Lt. Gen. Douglas A. Schiess has been nominated by President Donald Trump to become the third Chief of Space Operations at a critical time for the U.S. Space Force. And the nomination of Adam Cassady to lead the State Department’s Bureau of Cyberspace and Digital Policy advanced out of committee. Congratulations to both as they stand ready to fill these important roles.
The security community lost a titan on April 30 with the passing of Stewart Baker, former NSA general counsel and the first DHS assistant secretary for policy. Stewart was one of the sharpest legal and strategic minds in cybersecurity, intellectually fearless, deeply principled and never afraid to challenge conventional wisdom.
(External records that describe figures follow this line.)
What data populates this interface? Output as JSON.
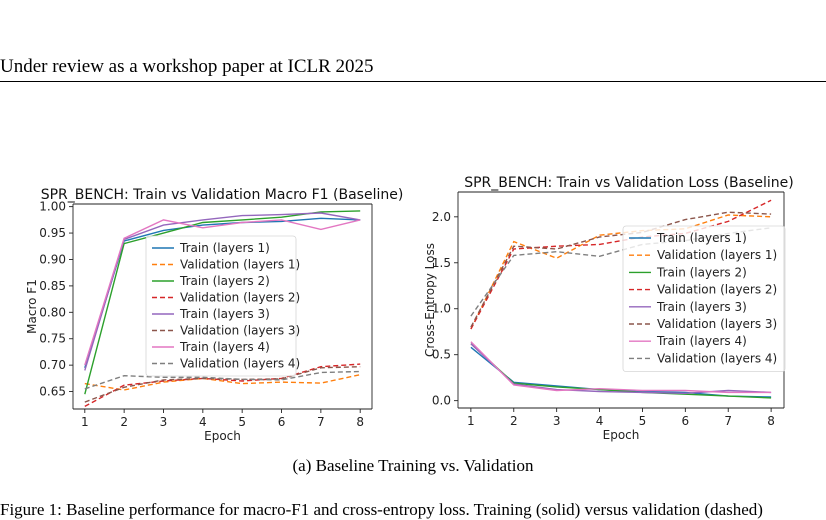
{
  "page": {
    "header": "Under review as a workshop paper at ICLR 2025",
    "caption": "(a)  Baseline Training vs. Validation",
    "body_fragment": "Figure 1:  Baseline performance for macro-F1 and cross-entropy loss. Training (solid) versus validation (dashed)"
  },
  "chart_data": [
    {
      "type": "line",
      "title": "SPR_BENCH: Train vs Validation Macro F1 (Baseline)",
      "xlabel": "Epoch",
      "ylabel": "Macro F1",
      "x": [
        1,
        2,
        3,
        4,
        5,
        6,
        7,
        8
      ],
      "xlim": [
        0.7,
        8.3
      ],
      "ylim": [
        0.617,
        1.005
      ],
      "xticks": [
        "1",
        "2",
        "3",
        "4",
        "5",
        "6",
        "7",
        "8"
      ],
      "yticks": [
        "0.65",
        "0.70",
        "0.75",
        "0.80",
        "0.85",
        "0.90",
        "0.95",
        "1.00"
      ],
      "ytick_values": [
        0.65,
        0.7,
        0.75,
        0.8,
        0.85,
        0.9,
        0.95,
        1.0
      ],
      "grid": false,
      "legend_position": "center",
      "series": [
        {
          "name": "Train (layers 1)",
          "color": "#1f77b4",
          "dash": false,
          "values": [
            0.695,
            0.935,
            0.955,
            0.965,
            0.97,
            0.972,
            0.978,
            0.975
          ]
        },
        {
          "name": "Validation (layers 1)",
          "color": "#ff7f0e",
          "dash": true,
          "values": [
            0.665,
            0.653,
            0.668,
            0.675,
            0.665,
            0.668,
            0.666,
            0.682
          ]
        },
        {
          "name": "Train (layers 2)",
          "color": "#2ca02c",
          "dash": false,
          "values": [
            0.645,
            0.93,
            0.95,
            0.97,
            0.975,
            0.98,
            0.99,
            0.992
          ]
        },
        {
          "name": "Validation (layers 2)",
          "color": "#d62728",
          "dash": true,
          "values": [
            0.622,
            0.662,
            0.67,
            0.675,
            0.67,
            0.675,
            0.697,
            0.702
          ]
        },
        {
          "name": "Train (layers 3)",
          "color": "#9467bd",
          "dash": false,
          "values": [
            0.69,
            0.938,
            0.965,
            0.975,
            0.983,
            0.985,
            0.988,
            0.975
          ]
        },
        {
          "name": "Validation (layers 3)",
          "color": "#8c564b",
          "dash": true,
          "values": [
            0.63,
            0.658,
            0.672,
            0.675,
            0.673,
            0.674,
            0.695,
            0.697
          ]
        },
        {
          "name": "Train (layers 4)",
          "color": "#e377c2",
          "dash": false,
          "values": [
            0.7,
            0.94,
            0.975,
            0.96,
            0.97,
            0.975,
            0.957,
            0.975
          ]
        },
        {
          "name": "Validation (layers 4)",
          "color": "#7f7f7f",
          "dash": true,
          "values": [
            0.655,
            0.68,
            0.677,
            0.677,
            0.673,
            0.672,
            0.686,
            0.688
          ]
        }
      ]
    },
    {
      "type": "line",
      "title": "SPR_BENCH: Train vs Validation Loss (Baseline)",
      "xlabel": "Epoch",
      "ylabel": "Cross-Entropy Loss",
      "x": [
        1,
        2,
        3,
        4,
        5,
        6,
        7,
        8
      ],
      "xlim": [
        0.7,
        8.3
      ],
      "ylim": [
        -0.08,
        2.27
      ],
      "xticks": [
        "1",
        "2",
        "3",
        "4",
        "5",
        "6",
        "7",
        "8"
      ],
      "yticks": [
        "0.0",
        "0.5",
        "1.0",
        "1.5",
        "2.0"
      ],
      "ytick_values": [
        0.0,
        0.5,
        1.0,
        1.5,
        2.0
      ],
      "grid": false,
      "legend_position": "center right",
      "series": [
        {
          "name": "Train (layers 1)",
          "color": "#1f77b4",
          "dash": false,
          "values": [
            0.58,
            0.2,
            0.16,
            0.12,
            0.1,
            0.09,
            0.05,
            0.04
          ]
        },
        {
          "name": "Validation (layers 1)",
          "color": "#ff7f0e",
          "dash": true,
          "values": [
            0.78,
            1.73,
            1.55,
            1.8,
            1.85,
            1.87,
            2.02,
            2.0
          ]
        },
        {
          "name": "Train (layers 2)",
          "color": "#2ca02c",
          "dash": false,
          "values": [
            0.62,
            0.19,
            0.15,
            0.12,
            0.09,
            0.07,
            0.05,
            0.03
          ]
        },
        {
          "name": "Validation (layers 2)",
          "color": "#d62728",
          "dash": true,
          "values": [
            0.78,
            1.65,
            1.68,
            1.7,
            1.78,
            1.82,
            1.95,
            2.18
          ]
        },
        {
          "name": "Train (layers 3)",
          "color": "#9467bd",
          "dash": false,
          "values": [
            0.62,
            0.18,
            0.12,
            0.1,
            0.09,
            0.08,
            0.11,
            0.09
          ]
        },
        {
          "name": "Validation (layers 3)",
          "color": "#8c564b",
          "dash": true,
          "values": [
            0.8,
            1.68,
            1.65,
            1.78,
            1.83,
            1.97,
            2.05,
            2.03
          ]
        },
        {
          "name": "Train (layers 4)",
          "color": "#e377c2",
          "dash": false,
          "values": [
            0.64,
            0.17,
            0.11,
            0.13,
            0.11,
            0.11,
            0.09,
            0.09
          ]
        },
        {
          "name": "Validation (layers 4)",
          "color": "#7f7f7f",
          "dash": true,
          "values": [
            0.92,
            1.58,
            1.62,
            1.57,
            1.7,
            1.74,
            1.82,
            1.88
          ]
        }
      ]
    }
  ]
}
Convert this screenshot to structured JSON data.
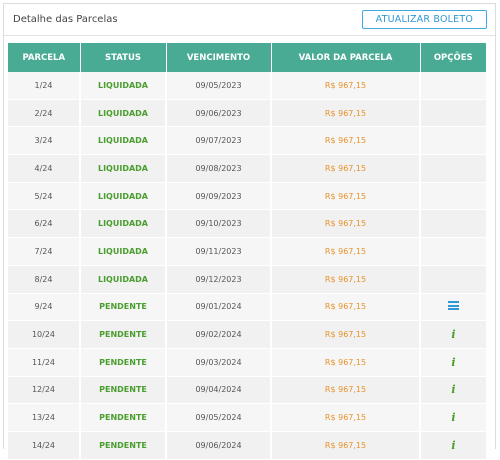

He will be deeply missed by so many of us who benefited from both his wisdom and his friendship.
Taken together, this week’s developments point to a simple reality: The pace of technological change is accelerating faster than the institutions designed to manage risk. Meeting this moment will require more than better technology. It will demand operational collaboration, resilience, and a willingness to rethink long-standing assumptions about cyber defense and national security.